В полдень отец и она плыли через бухту. Туман пропал, его остатки катились по седловинам Чуркина.

Чун разговаривал с лодочником о ценах на шлюпки.

Дочь сидела на носу, рассматривала свет, погружающийся в глубину, и готовила ответы на неизвестные вопросы.

И опять то же тихое и мирное благосклонное консульство... Вьются по чугунным решеткам повилики и настурции, летают светлые бабочки, стекает солнце по водосточным трубам... Много блеска, тишины, покоя...

Чун Чуа-лин остался в вестибюле. Он зябко засунул ладони в рукава халата и пояснил служителю:

— Ее вызвал сам господин Чан-кон... Проводите ее к господину Чан-кону...

Хот взглянула на отца. Она хотела сказать: «Зачем же ты меня оставляешь здесь одну», — но отец разглядывал свои туфли, и она, коротко вздохнув, пошла за служителем.

Чан-кон любит европейскую роскошь.

За Хот Су-ин опустились портьеры. В кабинете от темных обоев, черной кожаной мебели и тяжелых зеленых гардин — сумерки.

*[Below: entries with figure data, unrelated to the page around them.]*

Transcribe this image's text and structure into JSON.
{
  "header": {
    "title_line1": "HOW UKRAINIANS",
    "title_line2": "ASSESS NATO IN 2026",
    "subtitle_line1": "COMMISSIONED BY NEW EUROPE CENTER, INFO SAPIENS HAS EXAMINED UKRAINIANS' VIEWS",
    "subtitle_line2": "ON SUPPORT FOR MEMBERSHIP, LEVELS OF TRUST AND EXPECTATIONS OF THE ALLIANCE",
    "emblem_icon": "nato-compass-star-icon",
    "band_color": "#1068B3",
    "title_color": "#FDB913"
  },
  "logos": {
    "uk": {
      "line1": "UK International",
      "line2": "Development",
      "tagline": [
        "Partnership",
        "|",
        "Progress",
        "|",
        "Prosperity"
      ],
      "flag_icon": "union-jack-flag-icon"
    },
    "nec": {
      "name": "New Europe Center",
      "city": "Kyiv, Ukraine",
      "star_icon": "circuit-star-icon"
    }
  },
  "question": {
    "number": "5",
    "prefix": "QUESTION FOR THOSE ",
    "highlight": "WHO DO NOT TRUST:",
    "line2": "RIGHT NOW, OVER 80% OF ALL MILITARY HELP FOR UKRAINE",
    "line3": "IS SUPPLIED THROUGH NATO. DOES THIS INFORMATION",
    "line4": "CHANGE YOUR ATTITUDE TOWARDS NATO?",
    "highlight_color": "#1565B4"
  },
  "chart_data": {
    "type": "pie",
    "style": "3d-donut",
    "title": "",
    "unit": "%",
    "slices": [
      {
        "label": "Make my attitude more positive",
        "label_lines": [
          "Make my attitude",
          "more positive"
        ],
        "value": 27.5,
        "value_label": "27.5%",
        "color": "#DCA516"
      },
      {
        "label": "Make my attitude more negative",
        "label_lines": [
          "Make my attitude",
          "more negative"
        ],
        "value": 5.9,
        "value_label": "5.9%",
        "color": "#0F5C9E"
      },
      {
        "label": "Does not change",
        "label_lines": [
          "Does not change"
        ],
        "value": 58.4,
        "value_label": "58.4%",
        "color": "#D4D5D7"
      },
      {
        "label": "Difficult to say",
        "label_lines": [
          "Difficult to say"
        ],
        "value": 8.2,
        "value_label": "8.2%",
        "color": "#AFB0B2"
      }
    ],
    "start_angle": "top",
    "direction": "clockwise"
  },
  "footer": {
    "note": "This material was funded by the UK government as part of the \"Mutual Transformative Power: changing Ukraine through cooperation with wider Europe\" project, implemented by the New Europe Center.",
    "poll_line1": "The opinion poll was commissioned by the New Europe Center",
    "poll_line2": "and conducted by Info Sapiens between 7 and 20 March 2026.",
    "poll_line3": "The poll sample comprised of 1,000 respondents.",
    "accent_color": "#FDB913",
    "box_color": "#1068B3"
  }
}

В сумерках рельефно вырезана голова Чан-кона с синеватыми волосами над белой каймой воротничка.

Чан-кон указал на стул.

О, Чан-кон культурен! Он умеет чувствовать обаяние прелестной девушки...

— Хот Су-ин? — спрашивает он и улыбается... И зубы его в улыбке — созревшая кукуруза. — Маленькая счастливая Хот Су-ин?

— Я... Хот Су-ин... — она не знает, как продолжать, потому что Чан-кон улыбается не как представитель консульства, имеющий к ней официальное дело, а как мужчина.

Он кладет на стол тонкие бледные культурные руки, он выпрямляется слегка в кресле, он говорит негромко, но так, что каждое слово вечно будет жить в мозгу девушки.

— Позвольте поздравить вас с большим счастьем возвращения на родину...

Сердце на секунду перестает биться в груди Хот, кровь покидает кожу…

— Прекрасное счастье, — шепчет она белеющими губами.

Чан-кон закуривает. Девушка сидит, не шелохнувшись... Чан-кон наблюдает. Он понимает, что сердце ее сбилось со счета, что ее неподвижность — неподвижность зверя, почуявшего тонкий, пронзительный холодок ножа под лопаткой.

— Большое счастье — возвращение на родину, — говорит он, покачивая головой... — Камыш, луна, аромат ветра над великой Ян-цзы... Аромат добродетели над кровлями... благословляющая любовь... Как хорошо!

— Я не совсем понимаю уважаемого моего собеседника, — начала Хот, преодолевая мучительную дрожь голоса. — Я люблю свою родину, но я не имею сейчас надежды ее увидеть...

Чан-кон выпустил длинную струю дыма. Она пронеслась круглая, упругая, как сталь, почти не мохнатая...

— Человеческое счастье цветет для вас, — сказал он с нежностью, — завидное счастье жены почтенного человека... Истомленный любовью, он ждет вас на родине.